The lack of new music from the likes of the Dixie Chicks or Shania Twain didn't help either. Garth Brooks, of course, did with "Scarecrow" in November, but it doesn't push the envelope enough to spur country music.

The alt.-country scene died down. The godfathers of the genre, Son Volt and Wilco all but eschewed that label and gone onto different musical pastures. The Americana radio charts still haven't proven to yield much when it comes to sales.And the Americana Music Association fell victim to 9/11 also as the annual conference had to be postponed until November.

About the lone bright spot was the continued growth of the small labels. They gained more of a foothold in the marketplace with success from folks like David Ball and Mark McGuinn out of the left field.

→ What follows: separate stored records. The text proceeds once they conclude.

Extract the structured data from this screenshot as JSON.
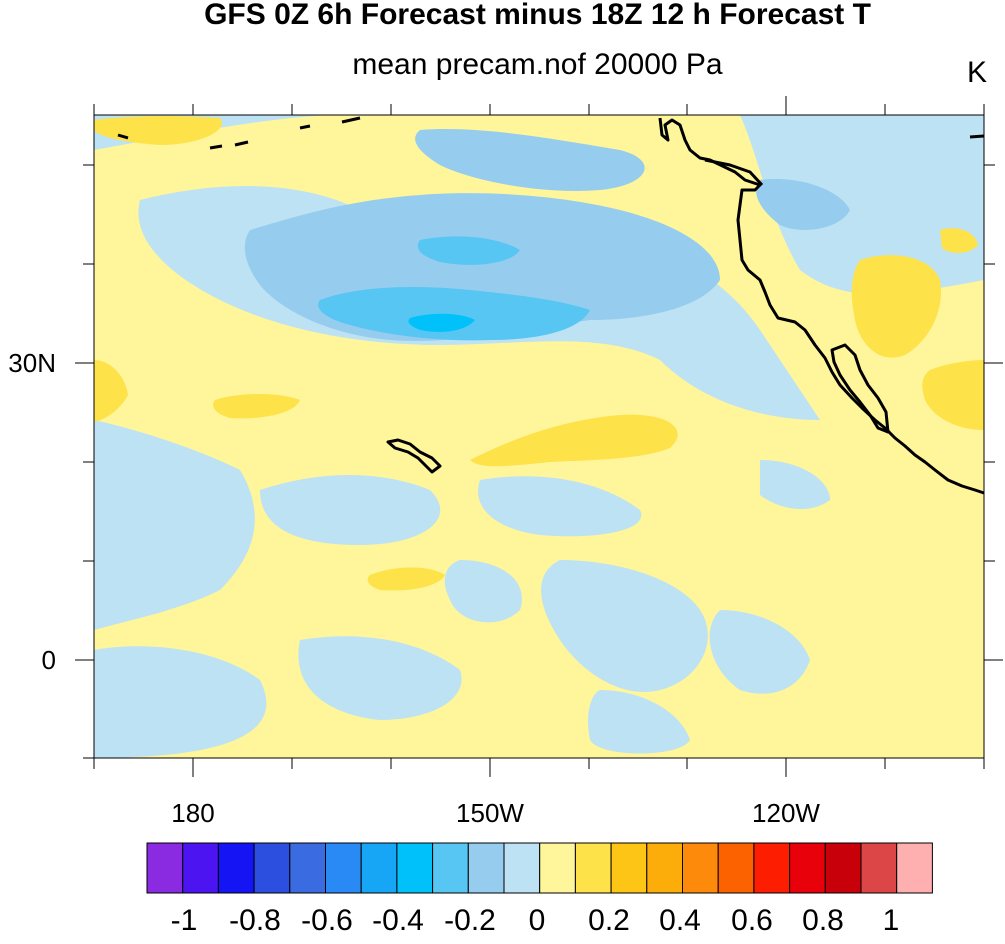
{
  "title": "GFS 0Z 6h Forecast minus 18Z 12 h Forecast T",
  "subtitle": "mean precam.nof 20000 Pa",
  "units": "K",
  "y_axis": {
    "labels": [
      "30N",
      "0"
    ]
  },
  "x_axis": {
    "labels": [
      "180",
      "150W",
      "120W"
    ]
  },
  "colorbar": {
    "labels": [
      "-1",
      "-0.8",
      "-0.6",
      "-0.4",
      "-0.2",
      "0",
      "0.2",
      "0.4",
      "0.6",
      "0.8",
      "1"
    ],
    "colors": [
      "#8a2be2",
      "#4b14f0",
      "#1414f5",
      "#2d4fe0",
      "#3a6be0",
      "#2a8af5",
      "#16a6f5",
      "#00c1fa",
      "#57c6f2",
      "#96cdee",
      "#bde2f4",
      "#fff59a",
      "#fde24a",
      "#fdc515",
      "#fdad0a",
      "#fd8a0a",
      "#fd6200",
      "#fd1d00",
      "#e8000a",
      "#c8000a",
      "#dc4646",
      "#feb0b0"
    ]
  },
  "chart_data": {
    "type": "heatmap",
    "title": "GFS 0Z 6h Forecast minus 18Z 12 h Forecast T",
    "subtitle": "mean precam.nof 20000 Pa",
    "units": "K",
    "x_ticks": [
      "180",
      "150W",
      "120W"
    ],
    "y_ticks": [
      "30N",
      "0"
    ],
    "lon_range": [
      170,
      260
    ],
    "lat_range": [
      -10,
      55
    ],
    "levels": [
      -1,
      -0.9,
      -0.8,
      -0.7,
      -0.6,
      -0.5,
      -0.4,
      -0.3,
      -0.2,
      -0.1,
      0,
      0.1,
      0.2,
      0.3,
      0.4,
      0.5,
      0.6,
      0.7,
      0.8,
      0.9,
      1
    ]
  }
}
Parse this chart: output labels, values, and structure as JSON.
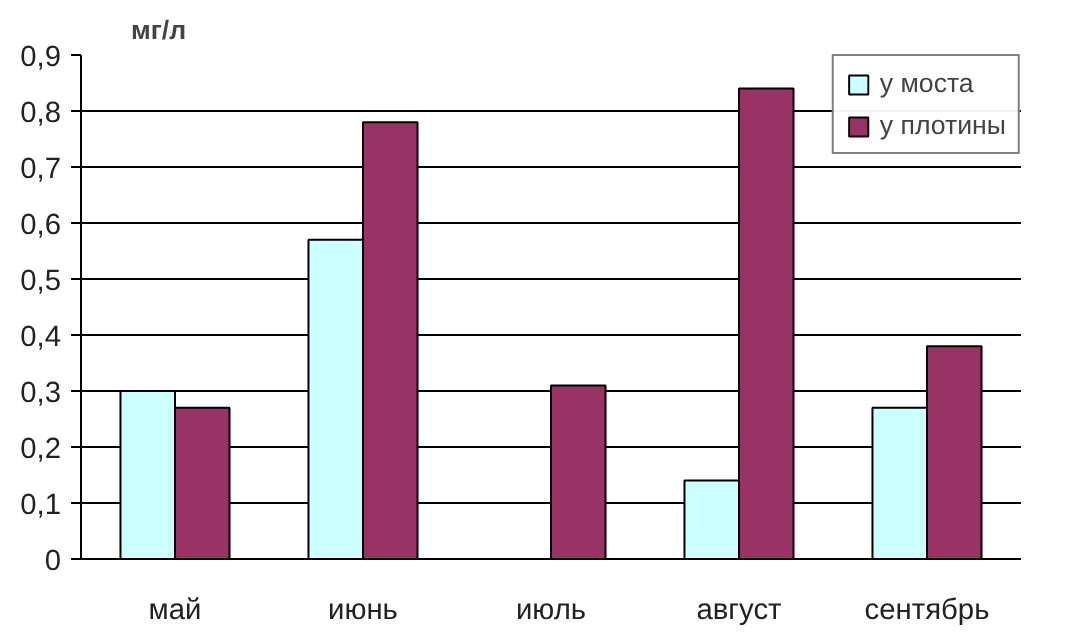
{
  "chart_data": {
    "type": "bar",
    "ylabel": "мг/л",
    "categories": [
      "май",
      "июнь",
      "июль",
      "август",
      "сентябрь"
    ],
    "series": [
      {
        "name": "у моста",
        "color": "#ccffff",
        "values": [
          0.3,
          0.57,
          null,
          0.14,
          0.27
        ]
      },
      {
        "name": "у плотины",
        "color": "#993366",
        "values": [
          0.27,
          0.78,
          0.31,
          0.84,
          0.38
        ]
      }
    ],
    "ylim": [
      0,
      0.9
    ],
    "yticks": [
      0,
      {
        "value": 0.1,
        "label": "0,1"
      },
      {
        "value": 0.2,
        "label": "0,2"
      },
      {
        "value": 0.3,
        "label": "0,3"
      },
      {
        "value": 0.4,
        "label": "0,4"
      },
      {
        "value": 0.5,
        "label": "0,5"
      },
      {
        "value": 0.6,
        "label": "0,6"
      },
      {
        "value": 0.7,
        "label": "0,7"
      },
      {
        "value": 0.8,
        "label": "0,8"
      },
      {
        "value": 0.9,
        "label": "0,9"
      }
    ],
    "grid": "y",
    "legend": "top right"
  }
}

Hopefully, we will be hearing more in the future from the likes of DualTone, Audium, VFR and others. They're taking a chance, doing someting a bit different.

Of course, the biggest surprise was the fantastic success of the "O Brother, Where Art Thou?" soundtrack, which now will result in a tour in January and February. Fortunately, not only did the CD sell well, but it has won awards even though it never received airpliay from country radio. Bluegrass music received a big spurt from the album and movie.

Country music circa 2001 isn't in a very good place, but who knows, of course what 2002 will bring.